Im Übrigen sei Souveränität allem voran eine Organisationsfrage, die zudem Kompetenz benötige, um die notwendige Analyse durchführen zu können: „Neben Technikverständnis braucht es koordinierte Prozesse zwischen Einkauf, Risikomanagement, Business und Produktentwicklung. Der Einkauf muss Sourcing für Souveränität operationalisieren – und dabei keine Labels kaufen, sondern überprüfbare Kriterien: Transparenz, Exit, Resilienz, Auditierbarkeit notfalls auch rekursiv durchgeführt (kritische Lieferanten direkter Lieferanten).“
„Für Unternehmen bedeutet digitale Souveränität vor allem, Risiken transparenter zu machen und bewusst zu steuern. Digitale Souveränität ist dabei keine isolierte Aufgabe einzelner Funktionen, sondern erfordert ein abgestimmtes Vorgehen: CISOs bewerten Sicherheits- und Zugriffsszenarien, der Einkauf berücksichtigt Souveränitätsaspekte in Ausschreibungen, und das Business trifft bewusste Make-or-Buy-Entscheidungen. Die Geschäftsleitung ist gefordert, hierfür klare Leitplanken und Prioritäten vorzugeben“, erläutert Vojislav Kosanovic, Partner, Technology Strategy & Operations bei KPMG.
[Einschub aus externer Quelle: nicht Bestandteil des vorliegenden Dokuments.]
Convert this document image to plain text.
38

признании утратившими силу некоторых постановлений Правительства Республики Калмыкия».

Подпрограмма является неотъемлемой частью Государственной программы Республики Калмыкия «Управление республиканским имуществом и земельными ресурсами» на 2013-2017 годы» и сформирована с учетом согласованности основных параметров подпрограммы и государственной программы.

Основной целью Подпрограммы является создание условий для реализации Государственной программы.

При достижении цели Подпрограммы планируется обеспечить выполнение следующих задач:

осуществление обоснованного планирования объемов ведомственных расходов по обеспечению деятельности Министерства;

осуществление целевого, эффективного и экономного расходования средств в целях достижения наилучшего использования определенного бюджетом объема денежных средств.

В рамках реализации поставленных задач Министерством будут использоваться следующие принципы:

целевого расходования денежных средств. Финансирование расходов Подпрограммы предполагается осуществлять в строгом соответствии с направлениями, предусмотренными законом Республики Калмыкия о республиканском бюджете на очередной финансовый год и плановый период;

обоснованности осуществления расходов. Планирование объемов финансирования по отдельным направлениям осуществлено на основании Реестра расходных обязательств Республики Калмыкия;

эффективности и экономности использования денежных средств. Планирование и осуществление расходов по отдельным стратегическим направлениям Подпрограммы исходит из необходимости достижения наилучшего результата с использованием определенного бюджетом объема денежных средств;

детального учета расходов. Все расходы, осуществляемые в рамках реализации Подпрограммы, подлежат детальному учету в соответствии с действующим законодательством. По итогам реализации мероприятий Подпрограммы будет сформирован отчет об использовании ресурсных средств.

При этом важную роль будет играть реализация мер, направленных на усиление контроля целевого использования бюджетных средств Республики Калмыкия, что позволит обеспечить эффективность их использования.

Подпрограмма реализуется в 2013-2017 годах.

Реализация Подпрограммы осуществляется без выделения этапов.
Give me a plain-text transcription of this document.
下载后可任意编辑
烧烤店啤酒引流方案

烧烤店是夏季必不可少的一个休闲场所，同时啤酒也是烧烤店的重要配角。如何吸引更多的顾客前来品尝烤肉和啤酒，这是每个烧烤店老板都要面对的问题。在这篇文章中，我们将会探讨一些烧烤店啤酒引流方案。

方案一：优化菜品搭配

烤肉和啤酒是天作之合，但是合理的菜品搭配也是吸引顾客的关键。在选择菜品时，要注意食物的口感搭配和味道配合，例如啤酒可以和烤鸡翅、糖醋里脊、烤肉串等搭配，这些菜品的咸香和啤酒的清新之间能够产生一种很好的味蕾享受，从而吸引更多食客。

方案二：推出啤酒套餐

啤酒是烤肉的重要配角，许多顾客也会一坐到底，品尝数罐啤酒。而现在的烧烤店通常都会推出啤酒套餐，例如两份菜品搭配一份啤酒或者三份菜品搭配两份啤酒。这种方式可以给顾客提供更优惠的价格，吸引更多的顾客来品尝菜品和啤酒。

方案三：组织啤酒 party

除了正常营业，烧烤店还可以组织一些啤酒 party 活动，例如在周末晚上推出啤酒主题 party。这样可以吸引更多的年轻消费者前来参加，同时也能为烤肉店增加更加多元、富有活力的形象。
„Digitale Souveränität erfordert daher vor allem einen Perspektivwechsel weg von kurzfristiger Bequemlichkeit und hin zu langfristiger Kontrolle, Transparenz und Handlungsfähigkeit. Die technologischen Voraussetzungen sind vorhanden – entscheidend sind strategischer Wille, klare Prioritäten und der Mut, bestehende Abhängigkeiten konsequent zu hinterfragen“, unterstreicht Zielke (Heinlein). Die zentrale Frage müsse sich von „Was kann das Tool?“ zu „Wie abhängig macht es uns? Kommen wir im Zweifel wieder raus und sind wir damit autark?“ verschieben: „Diese Perspektive gehört vor die Beschaffung und in verbindliche Mindestanforderungen: Betreiberstruktur und Rechtsraum, Kontrolle über Zugriffe und Schlüssel, Auditierbarkeit, Patch- und Incident-Prozesse, Exit-Plan und Notfallbetrieb, ergänzt um klare Regeln und Schulungen für die sichere Nutzung im Alltag.“
„Das größte Umdenken besteht darin, digitale Souveränität nicht als rein technische Frage, sondern als strategische Managementaufgabe zu verstehen“, kommentiert Armin Simon, Regional Director for Encryption Solutions Deutschland bei Thales: „CISOs müssen davon abkommen, sich nur an Compliance zu orientieren – stattdessen sollten sie Abhängigkeitsanalysen und Bedrohungsmodelle auf Lieferketten-Ebene durchführen sowie Exit- und Resilienzstrategien entwerfen. Der Einkauf sollte nicht nur Preis und Funktionalität bewerten, sondern zusätzlich die Lock-in-Risiken, Vertragslaufzeiten und Wechselkosten in Betracht ziehen: ‚Billig, aber unkündbar‘ stellt ein zu hohes Risiko dar.“ Nicht zu vergessen sei, bei Architekturentscheidungen an Schlüsselmanagement, Multi-Vendor-Strategien und automatisierte Migrationen zu denken. Know-how sollte überdies nicht vollständig an Dienstleister auslagert werden.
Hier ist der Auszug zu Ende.